Muito embora essas perspectivas sejam importantes para entender como a Ceia molda a igreja como um povo unido, estas dinâmicas sociais não dão uma imagem completa do aspecto “comemorativo” do sacramento. A Ceia não é apenas um mero rito humano, e os humanos não são os únicos participantes ativos. Na mesa do Senhor, as crianças comem a comida fornecida pelo nosso Pai celestial, e a noiva comunga com seu Esposo através do poder do Espírito. Na medida em que é um memorial, a Ceia envolve tanto a igreja como o Deus Triuno em quem vivemos e nos movemos.

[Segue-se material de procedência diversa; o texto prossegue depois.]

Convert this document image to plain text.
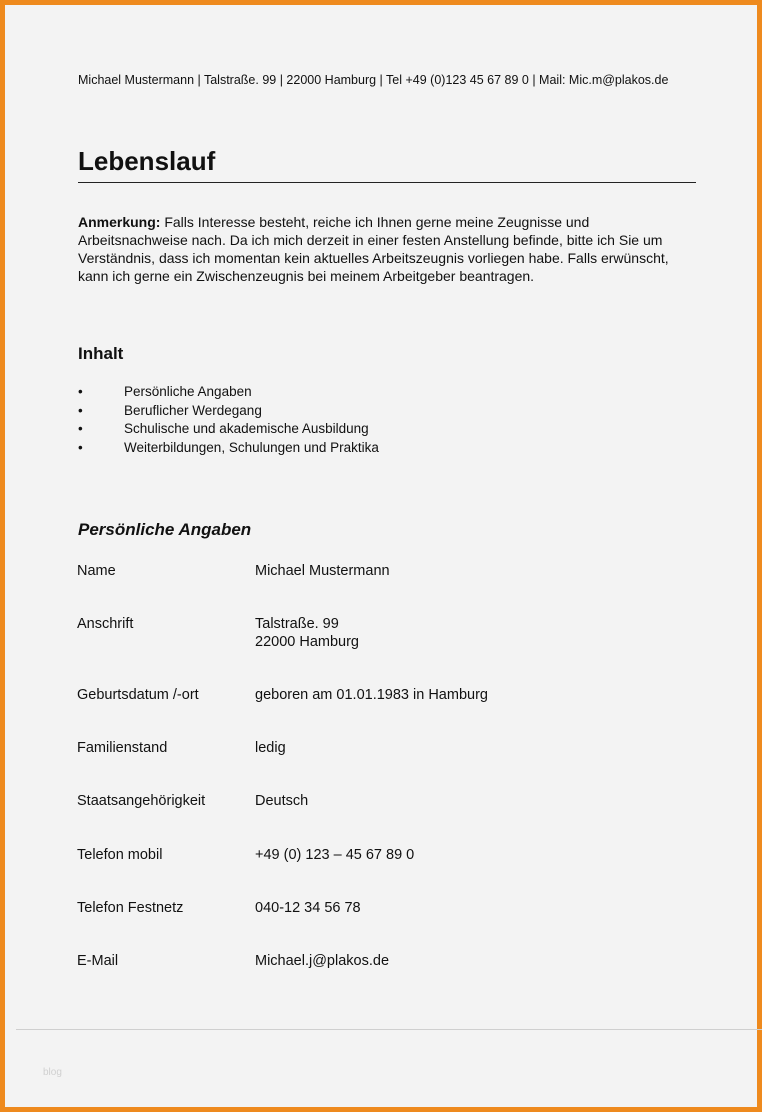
Michael Mustermann | Talstraße. 99 | 22000 Hamburg | Tel +49 (0)123 45 67 89 0 | Mail: Mic.m@plakos.de
Lebenslauf

Anmerkung: Falls Interesse besteht, reiche ich Ihnen gerne meine Zeugnisse und Arbeitsnachweise nach. Da ich mich derzeit in einer festen Anstellung befinde, bitte ich Sie um Verständnis, dass ich momentan kein aktuelles Arbeitszeugnis vorliegen habe. Falls erwünscht, kann ich gerne ein Zwischenzeugnis bei meinem Arbeitgeber beantragen.

Inhalt
•	Persönliche Angaben
•	Beruflicher Werdegang
•	Schulische und akademische Ausbildung
•	Weiterbildungen, Schulungen und Praktika
Persönliche Angaben
Name	Michael Mustermann
Anschrift	Talstraße. 99
22000 Hamburg
Geburtsdatum /-ort	geboren am 01.01.1983 in Hamburg
Familienstand	ledig
Staatsangehörigkeit	Deutsch
Telefon mobil	+49 (0) 123 – 45 67 89 0
Telefon Festnetz	040-12 34 56 78
E-Mail	Michael.j@plakos.de
blog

Mas como a Ceia é um “memorial” que envolve Deus e Sua igreja? Considerações sobre a refeição da Páscoa trazem alguns insights. É praticamente óbvio que Jesus morreu para cumprir a Páscoa. João Batista chama Jesus de cordeiro Pascal (Jo. 1:29); o evangelho de João registra que esse Cordeiro foi abatido na mesma época em que os Judeus estavam ocupados preparando seus cordeiros (Jo. 19:14; Ex. 12:3–6); e, como se todas essas pistas não fossem suficientes, Paulo nos diz claramente que “Cristo, nossa páscoa, foi sacrificado por nós” (1 Cor. 5:7). Porém, o derramamento de sangue não era suficiente para afastar a praga final. Para a Páscoa “funcionar”, o sangue deveria ser exibido no batente da porta da casa, e esse princípio aparece também em todo o sistema sacrificial. É verdade, “sem derramamento de sangue não há remissão”; mas é igualmente verdade que “sem a exibição de sangue não há remissão” (Lv. 1:5; 3:2; 4:5–7 etc).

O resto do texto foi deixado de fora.